Is the PM guilty of Euro-favouritism?
Chris Grayling spoke for others when he told David Cameron at the Cabinet table that this seemed like a good moment to end the collective responsibility gag on him and other dissenters.
But there is no appetite for mass resignations, one Cabinet minister told me this morning.
“Don’t hold your breath for that,” the minister said. “We’re exercised, very exercised,” the minister said, referring to the gag that appears to apply to them but not to the PM arguing on the other side, but “mass resignations would just look chaotic.”
So David Cameron will today continue to dominate the domestic political stage, but expects to have few “big beasts” from his own side up against him even when the collective responsibility is lifted.
After the post EU summit Cabinet meeting, still planned for Monday 22 February, Iain Duncan Smith, Chris Grayling, Theresa Villiers and John Whittingdale are expected to declare for “Leave.”

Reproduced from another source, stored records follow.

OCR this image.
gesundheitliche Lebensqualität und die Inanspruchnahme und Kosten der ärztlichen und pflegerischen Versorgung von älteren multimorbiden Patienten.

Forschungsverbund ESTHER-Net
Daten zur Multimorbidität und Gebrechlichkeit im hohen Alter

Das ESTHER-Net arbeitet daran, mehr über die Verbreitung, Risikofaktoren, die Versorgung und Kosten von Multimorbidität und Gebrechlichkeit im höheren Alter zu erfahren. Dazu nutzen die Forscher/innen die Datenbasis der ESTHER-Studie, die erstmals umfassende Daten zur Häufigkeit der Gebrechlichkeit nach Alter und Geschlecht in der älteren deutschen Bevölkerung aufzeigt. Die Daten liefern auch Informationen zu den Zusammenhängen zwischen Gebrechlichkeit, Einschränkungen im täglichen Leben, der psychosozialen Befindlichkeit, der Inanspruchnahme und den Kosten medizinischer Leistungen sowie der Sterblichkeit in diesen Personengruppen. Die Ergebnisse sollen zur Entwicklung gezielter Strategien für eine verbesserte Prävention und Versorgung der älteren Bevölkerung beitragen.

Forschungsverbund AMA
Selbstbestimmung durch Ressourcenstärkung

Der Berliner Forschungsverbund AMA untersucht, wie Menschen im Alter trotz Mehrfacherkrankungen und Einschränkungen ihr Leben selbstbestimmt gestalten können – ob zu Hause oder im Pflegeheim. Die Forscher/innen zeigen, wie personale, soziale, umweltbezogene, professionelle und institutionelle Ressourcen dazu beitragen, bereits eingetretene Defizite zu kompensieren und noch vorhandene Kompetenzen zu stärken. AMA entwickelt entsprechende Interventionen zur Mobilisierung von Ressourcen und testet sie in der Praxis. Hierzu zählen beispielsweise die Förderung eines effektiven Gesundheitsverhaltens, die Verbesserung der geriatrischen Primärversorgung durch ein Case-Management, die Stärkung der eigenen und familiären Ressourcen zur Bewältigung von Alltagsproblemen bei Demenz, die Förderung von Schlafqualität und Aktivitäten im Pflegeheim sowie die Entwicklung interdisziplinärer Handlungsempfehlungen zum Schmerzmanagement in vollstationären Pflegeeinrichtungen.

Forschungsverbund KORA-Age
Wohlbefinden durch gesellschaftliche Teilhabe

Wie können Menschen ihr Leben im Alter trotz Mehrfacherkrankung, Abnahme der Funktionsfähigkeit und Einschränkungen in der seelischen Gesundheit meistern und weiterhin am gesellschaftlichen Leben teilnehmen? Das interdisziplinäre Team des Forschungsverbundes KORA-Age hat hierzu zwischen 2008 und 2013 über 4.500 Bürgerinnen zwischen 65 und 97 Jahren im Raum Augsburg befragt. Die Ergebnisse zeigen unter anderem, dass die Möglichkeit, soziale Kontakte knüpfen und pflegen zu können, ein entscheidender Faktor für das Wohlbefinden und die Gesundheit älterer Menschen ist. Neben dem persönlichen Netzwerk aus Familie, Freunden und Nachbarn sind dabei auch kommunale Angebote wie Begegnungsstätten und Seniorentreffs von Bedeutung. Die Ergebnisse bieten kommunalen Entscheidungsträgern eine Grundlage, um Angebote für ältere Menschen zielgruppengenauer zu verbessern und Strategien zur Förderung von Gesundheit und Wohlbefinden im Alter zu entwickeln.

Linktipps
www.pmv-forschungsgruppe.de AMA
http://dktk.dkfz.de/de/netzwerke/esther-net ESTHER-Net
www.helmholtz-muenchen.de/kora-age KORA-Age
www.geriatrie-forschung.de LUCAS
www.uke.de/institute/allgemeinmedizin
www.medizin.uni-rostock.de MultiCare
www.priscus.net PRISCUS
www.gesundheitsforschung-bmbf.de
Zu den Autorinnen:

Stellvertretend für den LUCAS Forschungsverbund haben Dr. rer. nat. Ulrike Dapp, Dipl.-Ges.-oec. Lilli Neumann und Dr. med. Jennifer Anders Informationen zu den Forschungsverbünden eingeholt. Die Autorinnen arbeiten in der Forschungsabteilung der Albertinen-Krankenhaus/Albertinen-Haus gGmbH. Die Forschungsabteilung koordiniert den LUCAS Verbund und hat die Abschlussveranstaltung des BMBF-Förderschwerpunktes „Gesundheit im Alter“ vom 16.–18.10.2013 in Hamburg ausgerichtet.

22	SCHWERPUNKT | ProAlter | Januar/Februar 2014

Priti Patel, who attends Cabinet as a Minister of State, could back Leave as well.
There is concern in parts of Whitehall that the Department for Work and Pensions (DWP) wasn’t consulted about some of the changes in the draft EU agreement. Phasing in tax credits for new arrival EU workers is “worse than doing nothing,” one Whitehall source said.
At a time when the DWP is trying to phase out tax credits and envelope them into the Universal Credit it could involve devising a whole new system for “graduated” tax credits to layer on top of the tax credit design just as the whole thing is supposed to be being phased out.
By contrast, the Home Office seems to have been kept very much in the loop in the last stages of the negotiation in particular, which has allowed Theresa May to claim victories in the negotiation and David Cameron to nudge Theresa May closer to a full declaration for his Remain position.